A few things had already leaked out, so we couldn’t call the ‘pay as you go’ a surprise anymore. But the plans in the new coalition agreement for a kilometer charge are definitely concrete. The preparation time of eight years does lead to a lot of skepticism, but that is not entirely justified. That time is needed to be able to arrange things properly. How do you organize the technical side, so how do you register the kilometers driven by all road users? With cupboards, or in another way? And then there’s the tax side. The motor vehicle tax and the bpm will disappear and that will have to happen very gradually so as not to cause too great a residual value drama.
We cannot answer most questions yet. There are no details yet, we only know the intention in the Rutte IV coalition agreement. The text reads literally: “In 2030 we will introduce a system of payment according to use for all car mobility and we will adopt legislation during this cabinet term. The basis for the system is the motor vehicle tax, the rate of which is made dependent on the number of kilometers driven annually. The charge is not bound by time and place and will replace the existing toll routes, such as the Westerscheldetunnel, the Kiltunnel and the planned extended A15. This means that users of electric and fossil cars will both contribute to road use.” We therefore know little about the course in the years up to 2030. We also have to wait and see whether different cars (petrol, diesel, LPG, hybrid, electric) will be subject to different rates. Do fully electric cars get a discount? We don’t know yet, simply because the government hasn’t made any decisions about it yet. Another important question that is answered is that there will be no rush hour charges. The kilometer charge will not be time- or place-specific, so a monthly morning on the A10 will be just as expensive in 2030 as, for example, a Sunday morning on the A37 near Emmen.

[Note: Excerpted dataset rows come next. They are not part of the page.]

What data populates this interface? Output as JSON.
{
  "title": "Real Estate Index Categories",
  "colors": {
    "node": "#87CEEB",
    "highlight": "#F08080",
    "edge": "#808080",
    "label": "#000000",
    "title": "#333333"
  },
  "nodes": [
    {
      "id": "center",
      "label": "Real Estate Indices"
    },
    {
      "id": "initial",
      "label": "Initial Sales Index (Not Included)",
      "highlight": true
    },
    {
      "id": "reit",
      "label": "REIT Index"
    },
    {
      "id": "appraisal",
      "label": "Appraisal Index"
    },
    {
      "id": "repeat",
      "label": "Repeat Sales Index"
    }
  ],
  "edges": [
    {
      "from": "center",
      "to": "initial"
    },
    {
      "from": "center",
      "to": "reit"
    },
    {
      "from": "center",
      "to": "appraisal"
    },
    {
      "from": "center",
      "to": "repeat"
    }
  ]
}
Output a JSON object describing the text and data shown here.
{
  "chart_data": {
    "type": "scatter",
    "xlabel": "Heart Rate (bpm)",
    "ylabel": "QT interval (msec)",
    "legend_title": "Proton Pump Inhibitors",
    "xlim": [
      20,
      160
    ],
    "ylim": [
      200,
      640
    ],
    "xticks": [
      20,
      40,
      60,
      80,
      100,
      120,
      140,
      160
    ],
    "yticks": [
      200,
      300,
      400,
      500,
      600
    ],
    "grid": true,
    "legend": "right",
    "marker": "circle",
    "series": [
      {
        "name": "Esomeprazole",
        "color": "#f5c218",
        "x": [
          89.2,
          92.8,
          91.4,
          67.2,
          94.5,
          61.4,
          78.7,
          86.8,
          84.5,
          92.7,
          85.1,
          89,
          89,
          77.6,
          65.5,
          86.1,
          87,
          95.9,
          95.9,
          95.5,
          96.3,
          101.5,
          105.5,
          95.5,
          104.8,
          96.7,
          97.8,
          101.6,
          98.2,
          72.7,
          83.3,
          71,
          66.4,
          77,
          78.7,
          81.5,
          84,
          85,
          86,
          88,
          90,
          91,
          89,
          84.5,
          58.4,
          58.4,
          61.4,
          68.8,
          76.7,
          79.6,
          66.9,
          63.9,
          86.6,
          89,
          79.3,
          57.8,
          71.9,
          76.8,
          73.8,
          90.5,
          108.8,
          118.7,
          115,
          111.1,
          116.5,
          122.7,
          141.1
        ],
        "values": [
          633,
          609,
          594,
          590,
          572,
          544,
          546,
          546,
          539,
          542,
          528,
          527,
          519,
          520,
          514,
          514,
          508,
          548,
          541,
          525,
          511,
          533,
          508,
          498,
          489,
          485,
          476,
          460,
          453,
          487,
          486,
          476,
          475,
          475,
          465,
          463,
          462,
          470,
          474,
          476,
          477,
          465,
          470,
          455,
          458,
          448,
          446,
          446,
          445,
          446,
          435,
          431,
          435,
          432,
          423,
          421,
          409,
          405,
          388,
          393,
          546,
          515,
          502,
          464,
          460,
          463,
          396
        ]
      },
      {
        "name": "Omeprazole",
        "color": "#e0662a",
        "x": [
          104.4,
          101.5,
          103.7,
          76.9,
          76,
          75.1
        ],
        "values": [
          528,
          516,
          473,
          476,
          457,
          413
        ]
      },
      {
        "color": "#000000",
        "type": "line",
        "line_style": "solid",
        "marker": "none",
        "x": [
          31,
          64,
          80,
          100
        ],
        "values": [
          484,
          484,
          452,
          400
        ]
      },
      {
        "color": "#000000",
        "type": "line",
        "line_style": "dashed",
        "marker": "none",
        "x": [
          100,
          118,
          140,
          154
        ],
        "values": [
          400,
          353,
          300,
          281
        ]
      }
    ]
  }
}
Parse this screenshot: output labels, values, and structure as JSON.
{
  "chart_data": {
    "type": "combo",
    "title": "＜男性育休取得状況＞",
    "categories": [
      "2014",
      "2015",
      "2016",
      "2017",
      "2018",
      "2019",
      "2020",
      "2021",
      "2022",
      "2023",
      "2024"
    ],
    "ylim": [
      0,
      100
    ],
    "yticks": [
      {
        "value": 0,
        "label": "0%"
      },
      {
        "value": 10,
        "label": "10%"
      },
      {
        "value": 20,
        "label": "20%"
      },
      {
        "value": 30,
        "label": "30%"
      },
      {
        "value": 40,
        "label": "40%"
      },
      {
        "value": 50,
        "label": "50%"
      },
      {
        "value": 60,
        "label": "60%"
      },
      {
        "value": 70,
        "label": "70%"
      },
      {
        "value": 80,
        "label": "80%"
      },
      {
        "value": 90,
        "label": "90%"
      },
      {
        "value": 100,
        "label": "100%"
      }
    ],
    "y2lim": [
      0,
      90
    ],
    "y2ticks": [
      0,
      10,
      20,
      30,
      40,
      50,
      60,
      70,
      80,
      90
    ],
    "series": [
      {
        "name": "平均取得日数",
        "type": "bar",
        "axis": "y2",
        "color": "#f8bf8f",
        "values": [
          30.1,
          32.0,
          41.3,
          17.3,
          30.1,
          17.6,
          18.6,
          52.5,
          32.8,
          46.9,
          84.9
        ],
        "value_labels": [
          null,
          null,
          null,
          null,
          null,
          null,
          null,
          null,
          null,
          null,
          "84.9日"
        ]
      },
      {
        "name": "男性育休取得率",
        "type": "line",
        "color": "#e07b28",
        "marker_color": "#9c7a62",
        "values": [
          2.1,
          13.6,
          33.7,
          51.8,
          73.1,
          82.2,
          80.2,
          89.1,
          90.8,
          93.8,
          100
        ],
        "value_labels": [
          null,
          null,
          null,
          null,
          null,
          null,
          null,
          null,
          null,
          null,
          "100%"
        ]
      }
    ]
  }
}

Not entirely coincidentally, this eight-year timeline corresponds to that in the Mobility Alliance’s plan, which was presented last summer. That is the group of Bovag, RAI Association, VNA, ANWB and Natuur & Milieu. The proposal outlines a timeline for a kilometer charge or, as these organizations call it, ‘pay according to use’, including tax phasing out and technical preparation.
Bovag spokesperson Paul de Waal sees a lot in the coalition agreement with the proposal of the Mobility Alliance. That has been used as a handle in his eyes. “The taboo is clearly gone from paying differently for mobility, which is great. With that, bpm and mrb will finally disappear. It seems far away, but given the complexity of the inputs, this timeline is realistic.” He does, however, warn against the fine print: “We have always put a lot of effort into burden-neutral working. The driver may not reverse below the line. The agreement now speaks of burden-neutral for the government and that is something else. Then you would also pass on the costs of imports in the kilometer price and we are against that. It should be a general investment, not a cost that you pass on to the motorists. So we keep our finger on the pulse there.”
Han ten Broeke, general chairman of the Bovag, is also broadly pleased with the plans. “The taboo off! That is good and that is necessary. The current car tax system is unsustainable and unfair and inhibits greening.”
The car leasing sector is also satisfied. Renate Hemerik is director of the VNA, which represents that sector in the Netherlands. She is especially happy with the long term. “It is necessary that there is a predictable, clear long-term policy that provides clarity for the mobility market, for both business and private motorists, for the coming years. The plans as they have now been presented certainly have the right ambitions. We look forward to the elaboration and implementation.” Like the VNA, we at AutoWeek are looking forward to the first concrete elaboration of the plans, so that the motorist knows where he stands. To be continued!